[PROJ-008] 🔄 In Progress 🔴 High Priority ⚙️ Transformation

AIDLC Adoption & Project Governance

Epic
Engineering · AI Transformation
Type
⚙️ Transformation
Technology
Claude · Copilot · CI/CD · Jira · AI Tooling
Year
2025
Assignee
Siddhesh Bare

Overview

The engineering department operated on a traditional SDLC with no standardised AI tooling or governance. Simply deploying AI tools without a framework was not the objective — the goal was a fundamental shift: transforming every phase of the delivery lifecycle into an AI-augmented ecosystem across Development, Product Analysis, QA, and DevOps.
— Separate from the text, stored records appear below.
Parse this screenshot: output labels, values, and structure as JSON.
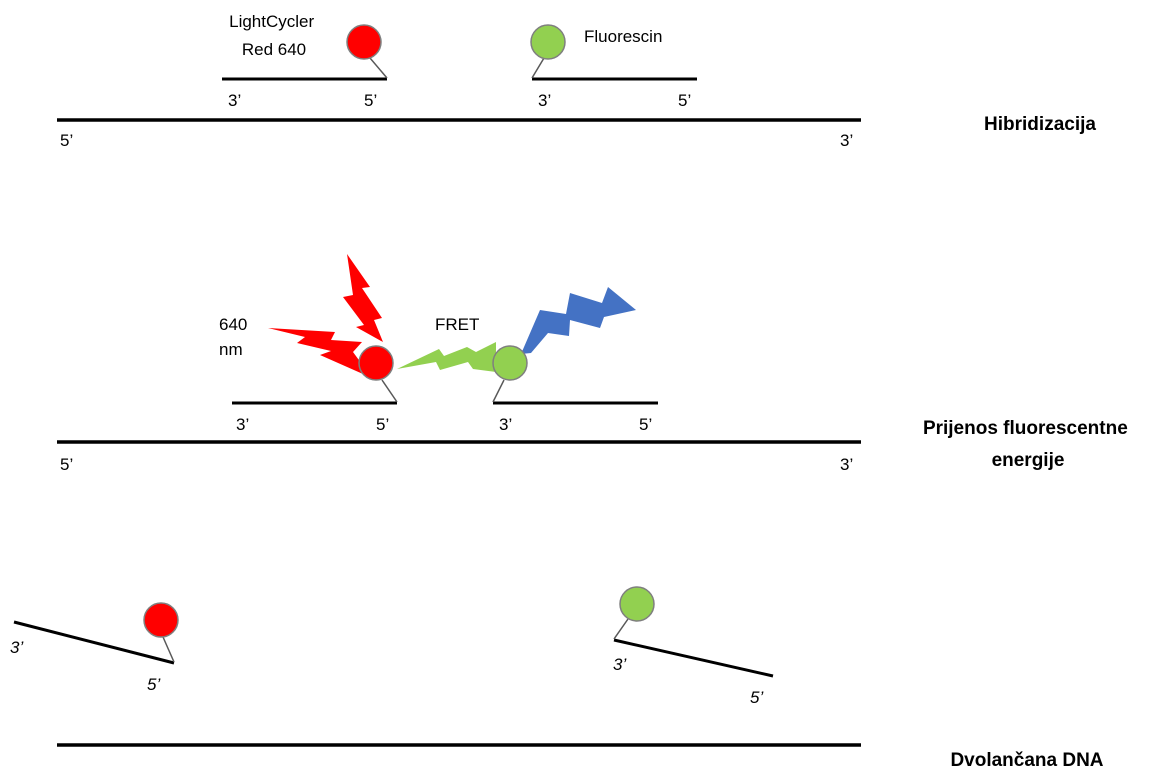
{
  "colors": {
    "acceptor": "#ff0000",
    "donor": "#92d050",
    "excitation": "#4472c4",
    "strand": "#000000",
    "linker": "#595959",
    "circle_outline": "#7f7f7f"
  },
  "panel1": {
    "acceptor_label_line1": "LightCycler",
    "acceptor_label_line2": "Red 640",
    "donor_label": "Fluorescin",
    "probe1_left_end": "3’",
    "probe1_right_end": "5’",
    "probe2_left_end": "3’",
    "probe2_right_end": "5’",
    "template_left_end": "5’",
    "template_right_end": "3’",
    "stage_label": "Hibridizacija"
  },
  "panel2": {
    "emission_label_line1": "640",
    "emission_label_line2": "nm",
    "fret_label": "FRET",
    "probe1_left_end": "3’",
    "probe1_right_end": "5’",
    "probe2_left_end": "3’",
    "probe2_right_end": "5’",
    "template_left_end": "5’",
    "template_right_end": "3’",
    "stage_label_line1": "Prijenos fluorescentne",
    "stage_label_line2": "energije"
  },
  "panel3": {
    "probe1_left_end": "3’",
    "probe1_right_end": "5’",
    "probe2_left_end": "3’",
    "probe2_right_end": "5’",
    "stage_label": "Dvolančana DNA"
  }
}
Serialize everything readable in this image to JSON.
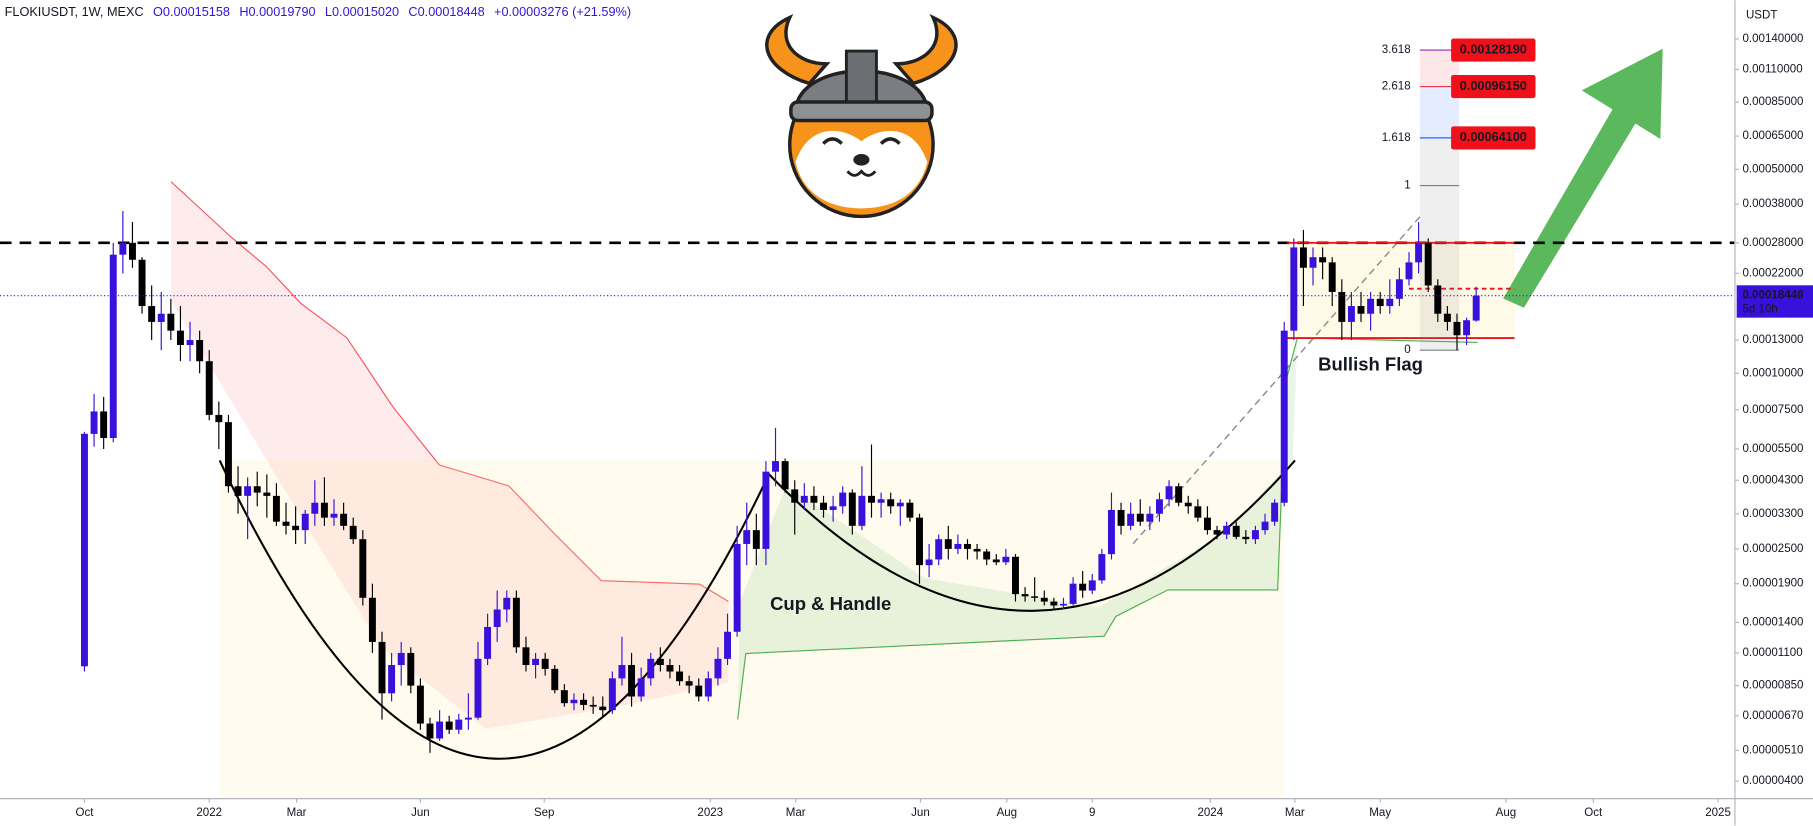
{
  "chart_data": {
    "type": "candlestick",
    "symbol": "FLOKIUSDT, 1W, MEXC",
    "header_values": [
      "O0.00015158",
      "H0.00019790",
      "L0.00015020",
      "C0.00018448",
      "+0.00003276 (+21.59%)"
    ],
    "currency": "USDT",
    "log_scale": true,
    "grid": false,
    "up_color": "#3a10dc",
    "down_color": "#000000",
    "ylim": [
      3.5e-06,
      0.0019
    ],
    "yticks": [
      {
        "value": 0.0014,
        "label": "0.00140000"
      },
      {
        "value": 0.0011,
        "label": "0.00110000"
      },
      {
        "value": 0.00085,
        "label": "0.00085000"
      },
      {
        "value": 0.00065,
        "label": "0.00065000"
      },
      {
        "value": 0.0005,
        "label": "0.00050000"
      },
      {
        "value": 0.00038,
        "label": "0.00038000"
      },
      {
        "value": 0.00028,
        "label": "0.00028000"
      },
      {
        "value": 0.00022,
        "label": "0.00022000"
      },
      {
        "value": 0.00013,
        "label": "0.00013000"
      },
      {
        "value": 0.0001,
        "label": "0.00010000"
      },
      {
        "value": 7.5e-05,
        "label": "0.00007500"
      },
      {
        "value": 5.5e-05,
        "label": "0.00005500"
      },
      {
        "value": 4.3e-05,
        "label": "0.00004300"
      },
      {
        "value": 3.3e-05,
        "label": "0.00003300"
      },
      {
        "value": 2.5e-05,
        "label": "0.00002500"
      },
      {
        "value": 1.9e-05,
        "label": "0.00001900"
      },
      {
        "value": 1.4e-05,
        "label": "0.00001400"
      },
      {
        "value": 1.1e-05,
        "label": "0.00001100"
      },
      {
        "value": 8.5e-06,
        "label": "0.00000850"
      },
      {
        "value": 6.7e-06,
        "label": "0.00000670"
      },
      {
        "value": 5.1e-06,
        "label": "0.00000510"
      },
      {
        "value": 4e-06,
        "label": "0.00000400"
      }
    ],
    "xlim": [
      -8.8,
      171.9
    ],
    "xticks": [
      {
        "value": 0,
        "label": "Oct"
      },
      {
        "value": 13,
        "label": "2022"
      },
      {
        "value": 22.1,
        "label": "Mar"
      },
      {
        "value": 35,
        "label": "Jun"
      },
      {
        "value": 47.9,
        "label": "Sep"
      },
      {
        "value": 65.2,
        "label": "2023"
      },
      {
        "value": 74.1,
        "label": "Mar"
      },
      {
        "value": 87.1,
        "label": "Jun"
      },
      {
        "value": 96.1,
        "label": "Aug"
      },
      {
        "value": 105,
        "label": "9"
      },
      {
        "value": 117.3,
        "label": "2024"
      },
      {
        "value": 126.1,
        "label": "Mar"
      },
      {
        "value": 135,
        "label": "May"
      },
      {
        "value": 148.1,
        "label": "Aug"
      },
      {
        "value": 157.2,
        "label": "Oct"
      },
      {
        "value": 170.2,
        "label": "2025"
      }
    ],
    "open": [
      9.9e-06,
      6.2e-05,
      7.4e-05,
      6e-05,
      0.000255,
      0.00028,
      0.000245,
      0.00017,
      0.00015,
      0.00016,
      0.00014,
      0.000125,
      0.00013,
      0.00011,
      7.2e-05,
      6.8e-05,
      4.1e-05,
      3.8e-05,
      4.1e-05,
      3.9e-05,
      3.8e-05,
      3.1e-05,
      3e-05,
      2.9e-05,
      3.3e-05,
      3.6e-05,
      3.2e-05,
      3.3e-05,
      3e-05,
      2.7e-05,
      1.7e-05,
      1.2e-05,
      8e-06,
      1e-05,
      1.1e-05,
      8.5e-06,
      6.3e-06,
      5.6e-06,
      6.4e-06,
      6e-06,
      6.5e-06,
      6.6e-06,
      1.05e-05,
      1.35e-05,
      1.55e-05,
      1.7e-05,
      1.15e-05,
      1e-05,
      1.05e-05,
      9.7e-06,
      8.2e-06,
      7.4e-06,
      7.6e-06,
      7.3e-06,
      7.2e-06,
      7e-06,
      9e-06,
      1e-05,
      7.8e-06,
      9e-06,
      1.05e-05,
      1e-05,
      9.5e-06,
      8.8e-06,
      8.5e-06,
      7.8e-06,
      9e-06,
      1.05e-05,
      1.3e-05,
      2.6e-05,
      2.9e-05,
      2.5e-05,
      4.6e-05,
      5e-05,
      4e-05,
      3.6e-05,
      3.8e-05,
      3.6e-05,
      3.4e-05,
      3.5e-05,
      3.9e-05,
      3e-05,
      3.8e-05,
      3.6e-05,
      3.7e-05,
      3.5e-05,
      3.6e-05,
      3.2e-05,
      2.2e-05,
      2.3e-05,
      2.7e-05,
      2.5e-05,
      2.6e-05,
      2.5e-05,
      2.45e-05,
      2.3e-05,
      2.25e-05,
      2.35e-05,
      1.75e-05,
      1.72e-05,
      1.7e-05,
      1.65e-05,
      1.6e-05,
      1.62e-05,
      1.9e-05,
      1.8e-05,
      1.95e-05,
      2.4e-05,
      3.4e-05,
      3e-05,
      3.3e-05,
      3.1e-05,
      3.3e-05,
      3.7e-05,
      4.1e-05,
      3.6e-05,
      3.5e-05,
      3.2e-05,
      2.9e-05,
      2.8e-05,
      3e-05,
      2.75e-05,
      2.7e-05,
      2.9e-05,
      3.1e-05,
      3.6e-05,
      0.00014,
      0.00027,
      0.00023,
      0.00025,
      0.00024,
      0.00019,
      0.00015,
      0.00017,
      0.00016,
      0.00018,
      0.00017,
      0.00018,
      0.00021,
      0.00024,
      0.00028,
      0.0002,
      0.00016,
      0.00015,
      0.000135,
      0.00015158
    ],
    "high": [
      6.3e-05,
      8.5e-05,
      8.3e-05,
      0.00028,
      0.00036,
      0.00033,
      0.00025,
      0.0002,
      0.00019,
      0.00018,
      0.00017,
      0.00015,
      0.00014,
      0.00012,
      8e-05,
      7.2e-05,
      4.8e-05,
      4.4e-05,
      4.6e-05,
      4.5e-05,
      4.2e-05,
      3.6e-05,
      3.5e-05,
      3.4e-05,
      4.3e-05,
      4.4e-05,
      3.7e-05,
      3.6e-05,
      3.2e-05,
      2.9e-05,
      1.9e-05,
      1.3e-05,
      1.1e-05,
      1.2e-05,
      1.15e-05,
      9e-06,
      6.6e-06,
      7e-06,
      6.7e-06,
      6.8e-06,
      8e-06,
      1.2e-05,
      1.5e-05,
      1.8e-05,
      1.8e-05,
      1.8e-05,
      1.25e-05,
      1.1e-05,
      1.1e-05,
      1e-05,
      8.6e-06,
      8e-06,
      8e-06,
      7.8e-06,
      7.8e-06,
      9.5e-06,
      1.25e-05,
      1.1e-05,
      9.8e-06,
      1.1e-05,
      1.15e-05,
      1.05e-05,
      1e-05,
      9.2e-06,
      9e-06,
      9.5e-06,
      1.15e-05,
      1.5e-05,
      3e-05,
      3.6e-05,
      3.3e-05,
      5e-05,
      6.5e-05,
      5.1e-05,
      4.3e-05,
      4.2e-05,
      4.1e-05,
      3.8e-05,
      3.8e-05,
      4.1e-05,
      4e-05,
      4.8e-05,
      5.7e-05,
      3.9e-05,
      3.9e-05,
      3.7e-05,
      3.7e-05,
      3.3e-05,
      2.6e-05,
      2.8e-05,
      3e-05,
      2.8e-05,
      2.7e-05,
      2.6e-05,
      2.5e-05,
      2.4e-05,
      2.5e-05,
      2.4e-05,
      1.85e-05,
      2e-05,
      1.8e-05,
      1.7e-05,
      1.7e-05,
      2e-05,
      2.1e-05,
      2.05e-05,
      2.5e-05,
      3.9e-05,
      3.6e-05,
      3.6e-05,
      3.7e-05,
      3.5e-05,
      3.9e-05,
      4.3e-05,
      4.2e-05,
      3.8e-05,
      3.7e-05,
      3.5e-05,
      3e-05,
      3.1e-05,
      3.1e-05,
      2.9e-05,
      3e-05,
      3.3e-05,
      3.7e-05,
      0.00015,
      0.00029,
      0.00031,
      0.00027,
      0.00027,
      0.00025,
      0.00021,
      0.00019,
      0.00019,
      0.00019,
      0.00019,
      0.00021,
      0.00023,
      0.00026,
      0.00033,
      0.00029,
      0.00021,
      0.00017,
      0.00016,
      0.000155,
      0.0001979
    ],
    "low": [
      9.5e-06,
      5.6e-05,
      5.5e-05,
      5.8e-05,
      0.00022,
      0.00023,
      0.00016,
      0.00013,
      0.00012,
      0.00013,
      0.00011,
      0.00011,
      0.0001,
      6.9e-05,
      5.5e-05,
      3.9e-05,
      3.3e-05,
      2.7e-05,
      3.5e-05,
      3.2e-05,
      3e-05,
      2.8e-05,
      2.6e-05,
      2.6e-05,
      3e-05,
      3e-05,
      3e-05,
      2.9e-05,
      2.6e-05,
      1.6e-05,
      1.1e-05,
      6.5e-06,
      7.5e-06,
      8.5e-06,
      8e-06,
      6e-06,
      5e-06,
      5.5e-06,
      5.8e-06,
      5.8e-06,
      6e-06,
      6.5e-06,
      1e-05,
      1.2e-05,
      1.4e-05,
      1.1e-05,
      9.5e-06,
      9e-06,
      9.2e-06,
      8e-06,
      7.2e-06,
      7e-06,
      7e-06,
      6.8e-06,
      6.6e-06,
      6.8e-06,
      8.5e-06,
      7.2e-06,
      7.5e-06,
      8.5e-06,
      9.5e-06,
      9e-06,
      8.5e-06,
      8e-06,
      7.5e-06,
      7.5e-06,
      8.5e-06,
      1e-05,
      1.25e-05,
      2.2e-05,
      2.2e-05,
      2.2e-05,
      4.1e-05,
      3.9e-05,
      2.8e-05,
      3.4e-05,
      3.4e-05,
      3.2e-05,
      3.1e-05,
      3.3e-05,
      2.8e-05,
      2.9e-05,
      3.2e-05,
      3.2e-05,
      3.3e-05,
      3e-05,
      3.1e-05,
      1.9e-05,
      2e-05,
      2.2e-05,
      2.3e-05,
      2.4e-05,
      2.3e-05,
      2.3e-05,
      2.2e-05,
      2.2e-05,
      2.2e-05,
      1.65e-05,
      1.65e-05,
      1.65e-05,
      1.6e-05,
      1.55e-05,
      1.55e-05,
      1.6e-05,
      1.7e-05,
      1.75e-05,
      1.9e-05,
      2.3e-05,
      2.8e-05,
      2.9e-05,
      3e-05,
      2.9e-05,
      3.1e-05,
      3.5e-05,
      3.5e-05,
      3.3e-05,
      3.1e-05,
      2.8e-05,
      2.7e-05,
      2.7e-05,
      2.7e-05,
      2.6e-05,
      2.6e-05,
      2.8e-05,
      3e-05,
      3.5e-05,
      0.00013,
      0.00017,
      0.0002,
      0.00021,
      0.00017,
      0.00013,
      0.00013,
      0.00015,
      0.00014,
      0.00016,
      0.00016,
      0.00017,
      0.0002,
      0.00022,
      0.00019,
      0.00015,
      0.00014,
      0.00012,
      0.000125,
      0.0001502
    ],
    "close": [
      6.2e-05,
      7.4e-05,
      6e-05,
      0.000255,
      0.00028,
      0.000245,
      0.00017,
      0.00015,
      0.00016,
      0.00014,
      0.000125,
      0.00013,
      0.00011,
      7.2e-05,
      6.8e-05,
      4.1e-05,
      3.8e-05,
      4.1e-05,
      3.9e-05,
      3.8e-05,
      3.1e-05,
      3e-05,
      2.9e-05,
      3.3e-05,
      3.6e-05,
      3.2e-05,
      3.3e-05,
      3e-05,
      2.7e-05,
      1.7e-05,
      1.2e-05,
      8e-06,
      1e-05,
      1.1e-05,
      8.5e-06,
      6.3e-06,
      5.6e-06,
      6.4e-06,
      6e-06,
      6.5e-06,
      6.6e-06,
      1.05e-05,
      1.35e-05,
      1.55e-05,
      1.7e-05,
      1.15e-05,
      1e-05,
      1.05e-05,
      9.7e-06,
      8.2e-06,
      7.4e-06,
      7.6e-06,
      7.3e-06,
      7.2e-06,
      7e-06,
      9e-06,
      1e-05,
      7.8e-06,
      9e-06,
      1.05e-05,
      1e-05,
      9.5e-06,
      8.8e-06,
      8.5e-06,
      7.8e-06,
      9e-06,
      1.05e-05,
      1.3e-05,
      2.6e-05,
      2.9e-05,
      2.5e-05,
      4.6e-05,
      5e-05,
      4e-05,
      3.6e-05,
      3.8e-05,
      3.6e-05,
      3.4e-05,
      3.5e-05,
      3.9e-05,
      3e-05,
      3.8e-05,
      3.6e-05,
      3.7e-05,
      3.5e-05,
      3.6e-05,
      3.2e-05,
      2.2e-05,
      2.3e-05,
      2.7e-05,
      2.5e-05,
      2.6e-05,
      2.5e-05,
      2.45e-05,
      2.3e-05,
      2.25e-05,
      2.35e-05,
      1.75e-05,
      1.72e-05,
      1.7e-05,
      1.65e-05,
      1.6e-05,
      1.62e-05,
      1.9e-05,
      1.8e-05,
      1.95e-05,
      2.4e-05,
      3.4e-05,
      3e-05,
      3.3e-05,
      3.1e-05,
      3.3e-05,
      3.7e-05,
      4.1e-05,
      3.6e-05,
      3.5e-05,
      3.2e-05,
      2.9e-05,
      2.8e-05,
      3e-05,
      2.75e-05,
      2.7e-05,
      2.9e-05,
      3.1e-05,
      3.6e-05,
      0.00014,
      0.00027,
      0.00023,
      0.00025,
      0.00024,
      0.00019,
      0.00015,
      0.00017,
      0.00016,
      0.00018,
      0.00017,
      0.00018,
      0.00021,
      0.00024,
      0.00028,
      0.0002,
      0.00016,
      0.00015,
      0.000135,
      0.000152,
      0.00018448
    ],
    "last_price": 0.00018448,
    "last_price_label": "0.00018448",
    "countdown": "5d 10h",
    "levels": [
      {
        "price": 0.00028,
        "color": "#000000",
        "dashed": true
      },
      {
        "price": 0.00028,
        "color": "#e8151b",
        "dashed": false,
        "from": 125.3,
        "to": 149
      },
      {
        "price": 0.000132,
        "color": "#e8151b",
        "dashed": false,
        "from": 125.3,
        "to": 149
      },
      {
        "price": 0.000195,
        "color": "#e8151b",
        "dashed": true,
        "from": 138,
        "to": 149
      }
    ],
    "fib_levels": [
      {
        "level": 3.618,
        "price": 0.0012819,
        "price_label": "0.00128190",
        "color": "#9c27b0"
      },
      {
        "level": 2.618,
        "price": 0.0009615,
        "price_label": "0.00096150",
        "color": "#f23645"
      },
      {
        "level": 1.618,
        "price": 0.000641,
        "price_label": "0.00064100",
        "color": "#2962ff"
      },
      {
        "level": 1,
        "price": 0.00044,
        "color": "#787b86"
      },
      {
        "level": 0,
        "price": 0.00012,
        "color": "#787b86"
      }
    ],
    "annotations": [
      "Cup & Handle",
      "Bullish Flag"
    ]
  }
}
The initiative required a full operating model to govern adoption alongside the technical rollout.

Approach & Methodology

  • Scoped AI integration across all four SDLC phases — Development (AI-assisted coding and refactoring), Product Analysis (automated requirements and user story generation), QA (AI-generated test cases and automated bug detection), and DevOps (predictive scaling, CI/CD troubleshooting, and log analysis)
  • Built a full governance operating model covering tool intake and decision gates, AI-specific risk registers (hallucinations, data privacy, IP leakage), and cross-team status reporting
  • Pivoted from open-ended experimentation to structured, production-quality pilots with defined success metrics — converting a vague concept into a data-driven roadmap
  • Addressed the transformation quad simultaneously: change resistance, absence of standards, squad-level maturity variance, and enablement coverage

Execution & Tools

  • Currently at Version 1 (Pilot Phase) — capturing structured insights from initial trials and building a lessons-learned registry before full-scale rollout
  • Centralised governance within the Tech Team, anchoring standards where core delivery happens before expanding org-wide
  • Driving targeted enablement across squads with varying AI maturity levels to ensure no team is left behind in the transition
  • Establishing baseline metrics during the pilot to inform version strategy and provide measurable evidence for stakeholder buy-in
💡 Key Decision

Shifted from theoretical experimentation to production-quality pilots with defined success metrics — this single pivot turned the initiative from an underfunded concept into a board-visible, data-backed transformation roadmap.